As an example, with an application MyApp, if the following symbolic link is created: MyApp -> /Applications/MyAppFolder/MyApp, the software application can never be moved from its original location. In this situation a relative symbolic link would not work either, i.e. MyApp -> ../MyApp, because if the application is renamed the link is no longer valid.
"Symbolic links rely exclusively on path information to locate a file. If you move a file somewhere on the same volume without replacing it, symbolic links to the file break while aliases do not. The only way to fix a symbolic link is to delete it and create a new one." -- Apple Documentation, Aliases and Symbolic Links.
Aliases can also be broken. As an example, if the following alias is created: MyApp > /Applications/MyFolder/MyApp, and the software is moved or renamed, the alias can break during a cloned hard-drive operation such as using Apple Software Restore. This behavior is caused by the alias using the file inode, which is different on a cloned system. Most readers are familiar with Apple Software Restore due to Mike Bombich's NetRestore application, which depends on ASR.
Paths in any installer have the potential to create havoc on a Mac OS X system. This problem can become especially significant in an enterprise infrastructure that uses network-based user directories.
Closely related to broken links, some applications may not allow for relocation of either the application or preferences. If relocated or renamed, the application may not launch or act as expected. As an example, DVD Studio Pro 3 does not allow relocation of the application. If an enterprise administrator moves or renames the application, unexpected behaviors may occur. Often an application cannot be updated, or in DVD Studio Pro's case, assets may not be found, preventing use of the application.
Directory Location Limitations
Applications should also not require installation at the root level of the hard drive. By limiting the placement of applications to certain directories, the application may not be able to be updated or function as expected. Installers should allow directory names that contain application files to be renamed, as well as support of special characters including spaces.
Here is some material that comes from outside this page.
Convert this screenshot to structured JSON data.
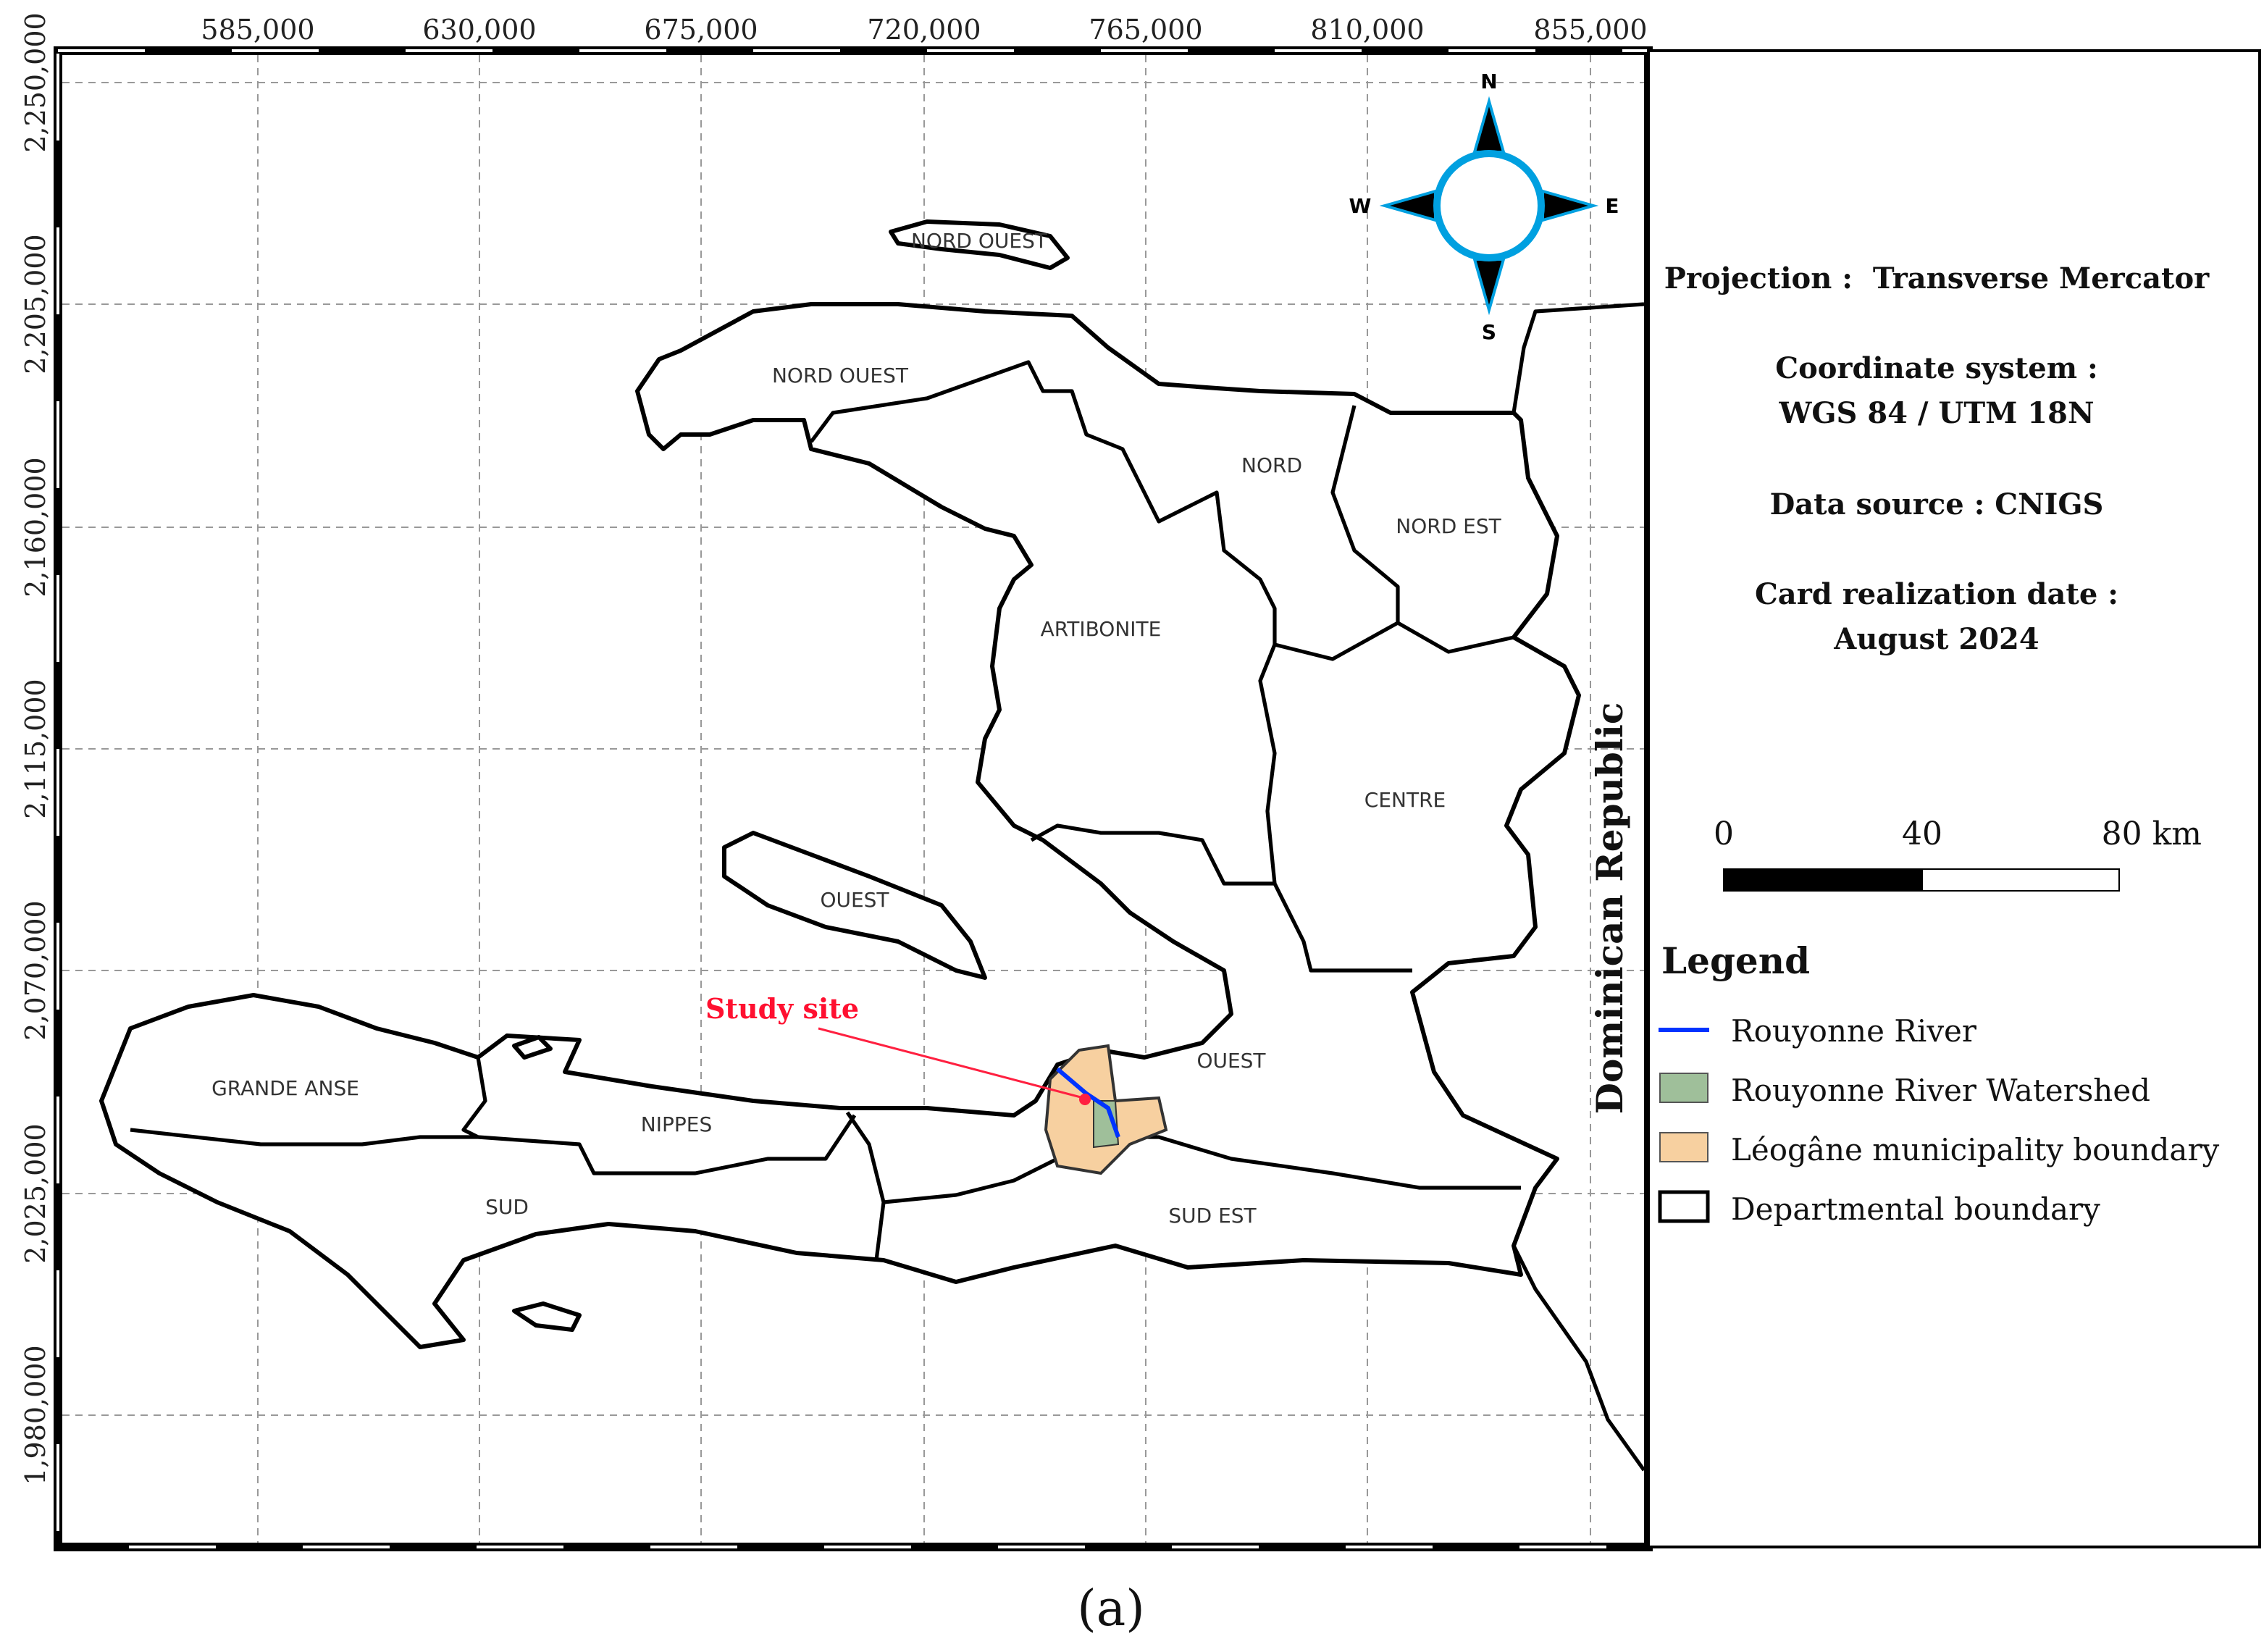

For example, Painter 7 installs the application at the root level of the hard drive. When attempting to upgrade the application, Painter 7 must still be installed at the top level of the hard drive. It cannot be upgraded if it is not. In an enterprise environment, installation directories cannot be limited in this way.
File attributes can be associated with files and folders in the Mac OS X file system. Most commonly, these attributes are found on files that use Carbon-based preference files. The developer tool, GetFileInfo can be used to find the type code, creator code, Finder attributes, creation date, and modification date. Some applications depend on these attributes to define configurations and application settings. The following tools do not preserve these File Attributes: Carbon Copy Cloner, cp, CpMac, ditto -rsrcFork, zip, radmind, and tar. The attributes are preserved with the Finder, Apple Remote Desktop, RsyncX, Path Finder, and Stuffit (.sit format only). This may become especially important if using a directory service for authentication and authorization on a Mac.